I have a B.S. in Civil Engineering from California State University, Northridge. I am also currently working on my M.S. Degree in Structural Engineering. The list provided below a list of courses that are provided in the majority of Civil Engineering programs. I tutored in the Engineering Department at California State University, Northridge for about 2 years, and tutored privately prior to that for 2 years. My Engineering G.P.A. was 3.95 based on a 4.0 scale, and I was on the Dean's List for 8 consecutive semesters.
1. Engineering Statics: Analyzing determinant structures. This includes beams, trusses, and 3D problems as well. I can help with equations involving Newton's Laws of Motion, Moment Equations, Shear and Moment Diagrams. I can also help with Truss Analysis methods that include the Method of Joints, as well as the Method of Sections. I was placed in charge of many workshops, and worked closely with the Professors to help increase the pass rate for this subject.
2. Dynamics: This is very similar to Mechanics in Physics. I can help with Projectile problems involving kinetics as well as kinematics. I can also help with Mechanics problems that involve Newton's Laws of Motion, DaLambert's reverse inertia, Energy equations, Momentum and Impulse problems, Collision problems, Relative Velocity problems, Instantaneous Center problems, and anything else that would be included in any typical Engineering Dynamics class.
4. Strength of Materials: This class is builds on the concepts learned in Engineering Statics. This focuses more on Shear and Moment Diagrams, Normal Stresses, Shear Stresses, Yield Points, Torsion and Torque, Deflections of determinant structures. It provides the foundation for Structural Analysis concepts as well as provides the reasoning for safety factors in Code Books.
6. Structural Analysis: This is similar to Engineering Statics, but deals much more difficult problems such as Statically Indeterminant Structures. I can help with concepts and problems involving the Moment Area Method, the Conjugate Beam Method, the Direct Integration Method, and the Virtual Work Method for analyzing beams, trusses, and frames that are statically indeterminant. This is one of my strongest subjects and my one of my favorites.
11. Hydraulics: This is a more advanced version of Fluid Mechanics. This subject goes more in depth on incompressible pipe flow, turbomachinery, pumps, and Hardy Cross Methods for solving a network of pipes and flowrates. I can also help with problems and concepts involving open channel flow, hydraulic jumps, normal flow, slopes, major losses in energy, minor losses in energy, and more.
13. Steel Design: I can cover any design or analysis that uses steel. This course is based on the Accepted Standard Design (ASD). I can help with problems involving beam analysis/design, column analysis/design, bolted connections concepts, welded connections concepts, plastic moment analysis, bracing, and more. Pretty much any design criteria listed in the American Institute of Steel Construction(AISC) Manual.

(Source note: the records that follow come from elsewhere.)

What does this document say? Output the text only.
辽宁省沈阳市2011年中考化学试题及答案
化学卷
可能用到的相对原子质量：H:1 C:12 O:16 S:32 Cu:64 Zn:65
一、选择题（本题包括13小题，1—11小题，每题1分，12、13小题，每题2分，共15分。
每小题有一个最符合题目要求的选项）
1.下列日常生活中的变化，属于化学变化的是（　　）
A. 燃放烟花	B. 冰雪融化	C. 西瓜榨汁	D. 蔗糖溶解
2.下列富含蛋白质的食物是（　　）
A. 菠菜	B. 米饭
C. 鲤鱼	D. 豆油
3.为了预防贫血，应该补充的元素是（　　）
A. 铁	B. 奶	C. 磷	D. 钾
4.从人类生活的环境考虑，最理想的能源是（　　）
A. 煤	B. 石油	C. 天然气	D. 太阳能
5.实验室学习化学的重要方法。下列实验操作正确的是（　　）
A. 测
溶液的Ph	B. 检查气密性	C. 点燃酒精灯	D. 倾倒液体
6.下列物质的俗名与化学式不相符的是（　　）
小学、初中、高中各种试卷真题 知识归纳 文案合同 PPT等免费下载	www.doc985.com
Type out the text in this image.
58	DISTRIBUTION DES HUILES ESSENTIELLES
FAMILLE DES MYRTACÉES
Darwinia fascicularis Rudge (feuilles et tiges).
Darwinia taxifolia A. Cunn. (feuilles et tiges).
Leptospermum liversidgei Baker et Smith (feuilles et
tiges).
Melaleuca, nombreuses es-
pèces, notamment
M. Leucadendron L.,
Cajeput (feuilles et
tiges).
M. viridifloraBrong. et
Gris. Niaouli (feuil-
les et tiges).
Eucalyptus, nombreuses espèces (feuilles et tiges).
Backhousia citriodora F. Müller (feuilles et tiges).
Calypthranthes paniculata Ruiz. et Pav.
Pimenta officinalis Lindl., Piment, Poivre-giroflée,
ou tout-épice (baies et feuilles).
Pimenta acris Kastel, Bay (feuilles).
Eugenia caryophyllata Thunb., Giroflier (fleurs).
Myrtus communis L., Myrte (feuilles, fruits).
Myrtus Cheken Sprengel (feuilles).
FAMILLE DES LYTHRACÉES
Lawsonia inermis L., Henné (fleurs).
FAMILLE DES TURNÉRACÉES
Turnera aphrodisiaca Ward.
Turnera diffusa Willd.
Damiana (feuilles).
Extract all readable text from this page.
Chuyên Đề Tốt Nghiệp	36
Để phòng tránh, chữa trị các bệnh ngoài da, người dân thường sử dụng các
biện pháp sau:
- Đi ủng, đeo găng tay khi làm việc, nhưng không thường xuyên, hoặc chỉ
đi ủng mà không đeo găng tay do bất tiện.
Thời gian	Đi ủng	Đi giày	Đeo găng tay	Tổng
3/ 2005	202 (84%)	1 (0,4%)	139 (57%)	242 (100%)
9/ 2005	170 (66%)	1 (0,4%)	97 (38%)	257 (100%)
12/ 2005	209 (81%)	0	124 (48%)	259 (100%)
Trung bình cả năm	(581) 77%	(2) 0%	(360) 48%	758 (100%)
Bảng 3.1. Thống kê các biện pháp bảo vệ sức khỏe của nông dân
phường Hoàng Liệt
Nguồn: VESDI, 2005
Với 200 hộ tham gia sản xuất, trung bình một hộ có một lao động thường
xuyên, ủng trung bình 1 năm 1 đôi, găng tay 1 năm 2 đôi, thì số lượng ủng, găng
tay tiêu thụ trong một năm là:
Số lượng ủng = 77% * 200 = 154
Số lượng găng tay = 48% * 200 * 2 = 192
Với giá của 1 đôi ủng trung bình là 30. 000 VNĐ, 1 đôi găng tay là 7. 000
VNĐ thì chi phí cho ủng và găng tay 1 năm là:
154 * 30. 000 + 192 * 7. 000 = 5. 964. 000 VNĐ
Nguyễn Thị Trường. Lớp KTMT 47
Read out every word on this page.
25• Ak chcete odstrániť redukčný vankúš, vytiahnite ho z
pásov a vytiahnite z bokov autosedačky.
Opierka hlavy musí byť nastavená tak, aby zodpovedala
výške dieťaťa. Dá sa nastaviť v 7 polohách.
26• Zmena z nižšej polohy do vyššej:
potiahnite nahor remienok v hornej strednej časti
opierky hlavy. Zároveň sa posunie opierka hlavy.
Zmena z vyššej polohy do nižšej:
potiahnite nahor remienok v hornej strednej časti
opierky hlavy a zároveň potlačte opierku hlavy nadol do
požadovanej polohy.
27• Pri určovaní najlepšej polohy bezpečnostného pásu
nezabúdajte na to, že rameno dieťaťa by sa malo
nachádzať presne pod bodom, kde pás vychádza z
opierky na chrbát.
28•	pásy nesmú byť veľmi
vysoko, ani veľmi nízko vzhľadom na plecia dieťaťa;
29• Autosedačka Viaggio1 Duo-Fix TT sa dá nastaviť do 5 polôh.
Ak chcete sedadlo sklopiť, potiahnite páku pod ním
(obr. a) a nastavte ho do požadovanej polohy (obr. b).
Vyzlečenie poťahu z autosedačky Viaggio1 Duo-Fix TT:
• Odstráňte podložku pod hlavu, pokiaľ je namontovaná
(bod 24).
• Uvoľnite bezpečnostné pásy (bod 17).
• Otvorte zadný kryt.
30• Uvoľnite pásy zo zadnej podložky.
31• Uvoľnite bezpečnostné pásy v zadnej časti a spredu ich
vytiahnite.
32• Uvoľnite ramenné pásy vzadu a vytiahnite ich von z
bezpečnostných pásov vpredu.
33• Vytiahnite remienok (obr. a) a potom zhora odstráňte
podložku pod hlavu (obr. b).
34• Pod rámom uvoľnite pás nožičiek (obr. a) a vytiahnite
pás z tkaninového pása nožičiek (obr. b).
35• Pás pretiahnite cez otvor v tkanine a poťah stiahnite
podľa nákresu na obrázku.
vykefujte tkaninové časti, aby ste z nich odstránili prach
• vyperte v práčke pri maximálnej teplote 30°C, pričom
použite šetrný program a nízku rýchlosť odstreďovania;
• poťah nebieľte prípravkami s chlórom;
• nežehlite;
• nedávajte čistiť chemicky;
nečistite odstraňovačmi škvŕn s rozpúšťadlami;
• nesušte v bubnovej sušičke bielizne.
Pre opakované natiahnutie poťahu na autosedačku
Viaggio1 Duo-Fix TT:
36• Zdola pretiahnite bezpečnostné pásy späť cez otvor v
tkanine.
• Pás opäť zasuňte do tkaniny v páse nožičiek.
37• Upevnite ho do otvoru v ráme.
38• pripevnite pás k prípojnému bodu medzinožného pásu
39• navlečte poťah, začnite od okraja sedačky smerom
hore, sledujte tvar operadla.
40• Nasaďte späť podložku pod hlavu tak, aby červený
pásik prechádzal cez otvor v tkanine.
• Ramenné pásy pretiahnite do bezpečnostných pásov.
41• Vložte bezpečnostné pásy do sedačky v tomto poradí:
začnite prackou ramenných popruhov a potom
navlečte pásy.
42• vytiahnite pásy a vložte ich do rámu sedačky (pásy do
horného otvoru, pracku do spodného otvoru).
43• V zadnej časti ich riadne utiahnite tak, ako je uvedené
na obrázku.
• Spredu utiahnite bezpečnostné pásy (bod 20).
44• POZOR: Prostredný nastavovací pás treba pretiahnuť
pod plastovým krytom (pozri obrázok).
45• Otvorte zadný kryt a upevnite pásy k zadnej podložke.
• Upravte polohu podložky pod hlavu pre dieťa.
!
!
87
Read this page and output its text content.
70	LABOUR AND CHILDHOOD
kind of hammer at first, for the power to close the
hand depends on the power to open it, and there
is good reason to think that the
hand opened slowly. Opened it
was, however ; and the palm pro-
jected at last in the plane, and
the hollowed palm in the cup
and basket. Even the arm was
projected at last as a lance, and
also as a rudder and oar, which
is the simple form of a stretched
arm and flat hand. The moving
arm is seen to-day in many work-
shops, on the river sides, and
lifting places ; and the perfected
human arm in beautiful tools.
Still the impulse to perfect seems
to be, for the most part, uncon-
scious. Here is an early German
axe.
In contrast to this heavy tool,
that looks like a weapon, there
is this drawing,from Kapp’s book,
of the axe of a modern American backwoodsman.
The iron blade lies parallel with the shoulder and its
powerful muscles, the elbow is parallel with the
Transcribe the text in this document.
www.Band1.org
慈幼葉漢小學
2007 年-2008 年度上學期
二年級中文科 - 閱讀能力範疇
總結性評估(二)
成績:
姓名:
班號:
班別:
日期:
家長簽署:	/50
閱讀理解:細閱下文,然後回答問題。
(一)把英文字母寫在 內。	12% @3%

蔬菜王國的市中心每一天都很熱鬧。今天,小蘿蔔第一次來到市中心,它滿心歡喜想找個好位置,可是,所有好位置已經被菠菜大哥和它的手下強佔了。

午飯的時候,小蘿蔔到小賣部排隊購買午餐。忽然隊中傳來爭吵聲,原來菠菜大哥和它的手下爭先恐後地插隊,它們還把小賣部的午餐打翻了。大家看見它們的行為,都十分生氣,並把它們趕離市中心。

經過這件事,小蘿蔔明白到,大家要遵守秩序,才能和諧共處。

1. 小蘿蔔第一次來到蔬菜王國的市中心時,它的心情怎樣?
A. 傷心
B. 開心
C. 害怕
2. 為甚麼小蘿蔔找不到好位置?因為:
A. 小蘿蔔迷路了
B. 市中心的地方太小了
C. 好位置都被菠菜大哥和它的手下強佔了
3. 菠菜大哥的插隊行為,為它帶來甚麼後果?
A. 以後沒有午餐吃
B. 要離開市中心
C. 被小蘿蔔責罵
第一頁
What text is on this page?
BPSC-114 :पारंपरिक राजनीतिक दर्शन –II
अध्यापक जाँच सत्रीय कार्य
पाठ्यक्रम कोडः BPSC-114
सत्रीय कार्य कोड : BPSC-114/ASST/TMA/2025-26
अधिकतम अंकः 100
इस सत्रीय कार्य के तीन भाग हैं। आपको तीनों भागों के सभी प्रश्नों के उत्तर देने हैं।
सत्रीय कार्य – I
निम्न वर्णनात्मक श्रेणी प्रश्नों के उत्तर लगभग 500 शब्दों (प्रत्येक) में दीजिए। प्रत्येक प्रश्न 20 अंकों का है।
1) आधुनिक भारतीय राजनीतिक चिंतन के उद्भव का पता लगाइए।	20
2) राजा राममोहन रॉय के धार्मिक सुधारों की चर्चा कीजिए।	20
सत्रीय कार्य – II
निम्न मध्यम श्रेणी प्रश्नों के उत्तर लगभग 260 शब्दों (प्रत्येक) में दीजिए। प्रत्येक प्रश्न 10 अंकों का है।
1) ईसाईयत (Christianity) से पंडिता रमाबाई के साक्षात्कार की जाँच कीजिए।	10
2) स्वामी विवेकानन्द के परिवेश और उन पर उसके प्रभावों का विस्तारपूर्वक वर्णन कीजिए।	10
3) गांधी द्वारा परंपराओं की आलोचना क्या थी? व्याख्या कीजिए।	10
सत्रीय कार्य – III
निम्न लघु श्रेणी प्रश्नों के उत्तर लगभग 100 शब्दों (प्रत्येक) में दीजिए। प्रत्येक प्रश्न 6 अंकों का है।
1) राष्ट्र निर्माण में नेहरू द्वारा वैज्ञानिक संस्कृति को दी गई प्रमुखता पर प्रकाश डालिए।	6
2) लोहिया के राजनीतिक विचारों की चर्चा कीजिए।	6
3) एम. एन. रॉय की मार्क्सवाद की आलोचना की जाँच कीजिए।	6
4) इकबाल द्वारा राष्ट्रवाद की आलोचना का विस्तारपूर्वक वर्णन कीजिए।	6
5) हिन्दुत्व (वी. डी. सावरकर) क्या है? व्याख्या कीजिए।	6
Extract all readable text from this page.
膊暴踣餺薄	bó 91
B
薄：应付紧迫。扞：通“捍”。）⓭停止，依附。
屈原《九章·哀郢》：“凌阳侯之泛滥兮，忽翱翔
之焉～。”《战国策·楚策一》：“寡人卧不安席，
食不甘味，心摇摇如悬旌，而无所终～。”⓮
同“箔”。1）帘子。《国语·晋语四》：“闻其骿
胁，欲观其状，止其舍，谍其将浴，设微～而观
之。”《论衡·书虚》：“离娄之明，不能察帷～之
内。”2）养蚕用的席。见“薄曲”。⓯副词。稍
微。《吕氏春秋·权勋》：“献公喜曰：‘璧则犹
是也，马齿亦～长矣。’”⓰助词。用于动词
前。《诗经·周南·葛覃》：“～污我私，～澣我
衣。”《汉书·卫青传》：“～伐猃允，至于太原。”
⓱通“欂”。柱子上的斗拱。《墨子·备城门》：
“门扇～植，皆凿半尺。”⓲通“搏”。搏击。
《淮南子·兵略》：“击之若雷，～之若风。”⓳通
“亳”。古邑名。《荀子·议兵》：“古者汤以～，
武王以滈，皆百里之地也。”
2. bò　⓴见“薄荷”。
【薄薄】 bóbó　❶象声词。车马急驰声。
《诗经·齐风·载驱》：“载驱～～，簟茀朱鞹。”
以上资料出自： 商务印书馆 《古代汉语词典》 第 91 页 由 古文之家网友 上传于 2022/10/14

14. Reinforced Concrete Design: I can help with design/analysis problems involving beams, one way slabs, single reinforcement, double reinforcement, shear reinforcement, short columns, long columns, and footing using the Load Factor Resistant Design(LRFD) methods.
16. Timber Design: I can help with Timber Design concepts, and show how to design and analyze timber elements such as beams, and columns using the NDS 2005(National Timber Code). I can help with determining dead loads, live loads, wind loads, and seismic loads. I can also help show how to design and analyze horizontal diaphragms and shear walls, and choose the proper plywood and nailing requirements.
18. Pre-Stressed Concrete Design: I can help show how Pre-Stressed and Post-Tensioned concrete differs from Reinforced concrete. I can cover problems involving constant eccentricity, and variable eccentricity. I can also help with design and analysis of Composite beams, and Corbels.
19. Advanced Steel Design: This subject is similar to Steel Design, except that it involves LRFD Design Methods.
20. Vibrations: This subject is very similar to Dynamics, except that it differential equations are used to derive the equations of motion rather than using calculus and algebra to solve the problems. I can help with free vibrations, base excitation, logarithmic decrement, forced vibrations, spring equivalents, damping cases(under damped, critically damped, and over damped), applied impulses, natural frequencies, damped frequencies, forced frequencies, resonance, energy methods and more. I am really strong in this subject as well, and I can show more than one way to solve the majority of vibration problems. I can help with Single Degree of Freedom problems as well as Multiple Degree of Freedom problems.
Some subjects have been omitted due to character limit.
I am very Knowledgeable in Mechanics. I am able to work with Kinematics, Kinetics, Momentum, Collisions, Relative Velocities, Instantaneous Centers, Newton's Laws of Motion, etc.
I took the course as a part of my Engineering Program, therefore I can use Calculus to solve problems. However, many simple problems can be solved using pure algebra. Calculus can be used to derive the equations used in Mechanics, but once the equations and their components are understood, the solutions can be found without a full understanding of Calculus.